Google Earth in VR lets you to explore the whole world in virtual reality. If in Google Earth for PC you zoom in using your mouse, here you use the VR controllers: you see a little earth in front of you and you start zoom the location you want to visit. Once you’re close enough, you can move using your VR controllers: you point them in the direction towards you want to move and you’ll see you moving inside VR. You can walk, but the most awesome thing to do is fly above cities and look all the wonderful things, like if you were on an airplane exploring all the most remote corners of this world. The locomotion system they picked up is obviously non optimal for VR: if you don’t have VR-legs, this surely leads you to motion sickness. Google has partially solved this problem using one of the most known tricks for reducing motion sickness: FOV reduction. While you move, all the most external parts of your visuals become black, so FOV is highly reduced and this makes sickness sensation diminish (reason is that FOV is correlated with motion sickness). People having tried it have reported that the trick works, so that you don’t feel sick (even if I can imagine that people very sensitive to simulation sickness will suffer from it the same).
(Video by UploadVR)
You can move in this cool way, or you can pick some points of interest from a proposed list of interesting places, always using your VR controllers.
The objects you see in VR are for most part 3D reconstruction of environments, using satellitar images and depth/height informations (remember that Google Earth/Maps is 3D now in all most important cities). Some well known places, instead, have been completely remodeled in 3D (yikes! I imagine the cost of all this operation) and the results are really astonishing.
Google says that this is officially a Google project and not a demo (really?

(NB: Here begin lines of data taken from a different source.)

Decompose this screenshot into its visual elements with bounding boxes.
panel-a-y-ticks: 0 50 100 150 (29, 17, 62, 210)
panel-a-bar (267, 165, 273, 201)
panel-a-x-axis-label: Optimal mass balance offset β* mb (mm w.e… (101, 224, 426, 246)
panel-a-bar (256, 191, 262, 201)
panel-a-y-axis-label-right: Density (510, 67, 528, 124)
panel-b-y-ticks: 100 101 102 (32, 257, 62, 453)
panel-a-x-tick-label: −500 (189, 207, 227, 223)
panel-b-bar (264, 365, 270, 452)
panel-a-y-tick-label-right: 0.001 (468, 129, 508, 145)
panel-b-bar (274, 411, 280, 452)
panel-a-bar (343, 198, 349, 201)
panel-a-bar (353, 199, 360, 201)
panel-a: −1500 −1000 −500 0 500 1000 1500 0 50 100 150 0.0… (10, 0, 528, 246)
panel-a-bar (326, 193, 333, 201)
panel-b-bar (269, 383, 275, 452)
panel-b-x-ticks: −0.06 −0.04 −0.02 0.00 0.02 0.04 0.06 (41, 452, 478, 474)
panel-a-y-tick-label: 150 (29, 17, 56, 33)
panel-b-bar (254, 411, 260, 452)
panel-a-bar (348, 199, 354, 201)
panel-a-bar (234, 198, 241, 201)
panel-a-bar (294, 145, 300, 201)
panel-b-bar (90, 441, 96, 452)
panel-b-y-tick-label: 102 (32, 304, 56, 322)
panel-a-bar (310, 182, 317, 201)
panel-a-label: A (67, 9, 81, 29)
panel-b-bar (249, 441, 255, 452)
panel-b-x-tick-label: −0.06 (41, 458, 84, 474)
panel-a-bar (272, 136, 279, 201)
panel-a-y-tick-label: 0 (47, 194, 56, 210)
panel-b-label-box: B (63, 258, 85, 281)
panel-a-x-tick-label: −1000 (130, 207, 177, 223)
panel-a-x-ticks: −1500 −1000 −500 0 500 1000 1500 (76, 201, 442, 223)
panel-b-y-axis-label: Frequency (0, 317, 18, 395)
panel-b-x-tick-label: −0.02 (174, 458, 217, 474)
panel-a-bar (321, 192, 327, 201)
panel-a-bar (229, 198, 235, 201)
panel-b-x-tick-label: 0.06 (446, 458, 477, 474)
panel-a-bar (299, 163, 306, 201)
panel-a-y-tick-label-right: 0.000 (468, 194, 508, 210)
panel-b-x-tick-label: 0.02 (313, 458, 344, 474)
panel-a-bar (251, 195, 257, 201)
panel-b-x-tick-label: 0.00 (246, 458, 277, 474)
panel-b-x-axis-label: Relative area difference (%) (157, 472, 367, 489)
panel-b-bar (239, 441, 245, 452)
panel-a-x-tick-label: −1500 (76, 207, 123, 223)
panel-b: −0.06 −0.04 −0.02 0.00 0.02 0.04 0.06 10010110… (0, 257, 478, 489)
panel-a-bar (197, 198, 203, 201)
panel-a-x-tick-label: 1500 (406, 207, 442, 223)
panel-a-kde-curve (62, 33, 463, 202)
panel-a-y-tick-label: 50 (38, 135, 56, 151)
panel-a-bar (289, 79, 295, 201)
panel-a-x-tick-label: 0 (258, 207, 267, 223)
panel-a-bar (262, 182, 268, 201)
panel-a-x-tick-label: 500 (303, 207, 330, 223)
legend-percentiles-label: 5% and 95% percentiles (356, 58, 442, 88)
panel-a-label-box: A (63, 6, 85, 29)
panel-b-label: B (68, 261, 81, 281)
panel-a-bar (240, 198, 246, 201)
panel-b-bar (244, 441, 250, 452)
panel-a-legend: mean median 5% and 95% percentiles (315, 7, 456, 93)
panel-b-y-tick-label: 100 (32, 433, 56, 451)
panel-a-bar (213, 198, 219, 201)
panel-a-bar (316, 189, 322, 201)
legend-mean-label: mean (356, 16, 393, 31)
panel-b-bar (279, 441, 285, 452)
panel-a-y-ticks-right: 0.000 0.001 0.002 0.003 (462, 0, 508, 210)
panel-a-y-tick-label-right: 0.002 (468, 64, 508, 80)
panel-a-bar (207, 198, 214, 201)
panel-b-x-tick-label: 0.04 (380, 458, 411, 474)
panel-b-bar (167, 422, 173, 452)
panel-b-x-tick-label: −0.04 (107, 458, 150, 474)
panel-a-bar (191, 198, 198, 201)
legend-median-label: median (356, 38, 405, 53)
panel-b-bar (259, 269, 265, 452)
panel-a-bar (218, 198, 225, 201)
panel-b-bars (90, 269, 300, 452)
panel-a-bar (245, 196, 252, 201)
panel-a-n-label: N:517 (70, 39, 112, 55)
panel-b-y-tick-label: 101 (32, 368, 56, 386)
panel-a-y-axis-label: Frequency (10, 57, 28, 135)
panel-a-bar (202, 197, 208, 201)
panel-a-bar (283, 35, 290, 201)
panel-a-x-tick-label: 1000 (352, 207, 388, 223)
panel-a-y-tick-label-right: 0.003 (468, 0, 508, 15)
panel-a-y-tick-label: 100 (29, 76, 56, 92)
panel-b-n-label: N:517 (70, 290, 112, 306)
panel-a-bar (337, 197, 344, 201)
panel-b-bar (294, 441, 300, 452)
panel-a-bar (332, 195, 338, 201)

Gmail has been in beta for years and this is an official release ?!). They will improve it a lot in the next times.
I, like lots of other people, hope they’ll add some cool feature like social integration: Google VR with social could be really cool… we could go virtually on vacations with our friends in all places of the world! It will be like really being there… awesome. I think that Google Earth/Maps in VR can be huge… I can envision lots of possible different applications, like:
- Virtual travels;
- Virtual navigators (in the sense that I learn the path that I have to follow testing it before actually driving it in my car);
- Virtual driving school in your city… why not?
- Virtual architecture: envision how a new building can fit inside a certain place of the city;
- Etc…
At moment, this cool projects works only with HTC Vive. When asked why, Google has answered this way
I think that this means that all navigation is made using virtual reality controllers and almost no-one has Oculus Touch (they will start shipping on December, 6th), so it would be useless to release it now for Oculus. It’s better to release Oculus porting later, maybe with a new marketing effort.
At moment, we Oculus users are all like this
Anyway, Google Earth VR is the kind of projects that make me proud of being part of this great VR hype. It has lots of super-positive reviews and it gave lots of excitement to all of us! Kudos to you, Google!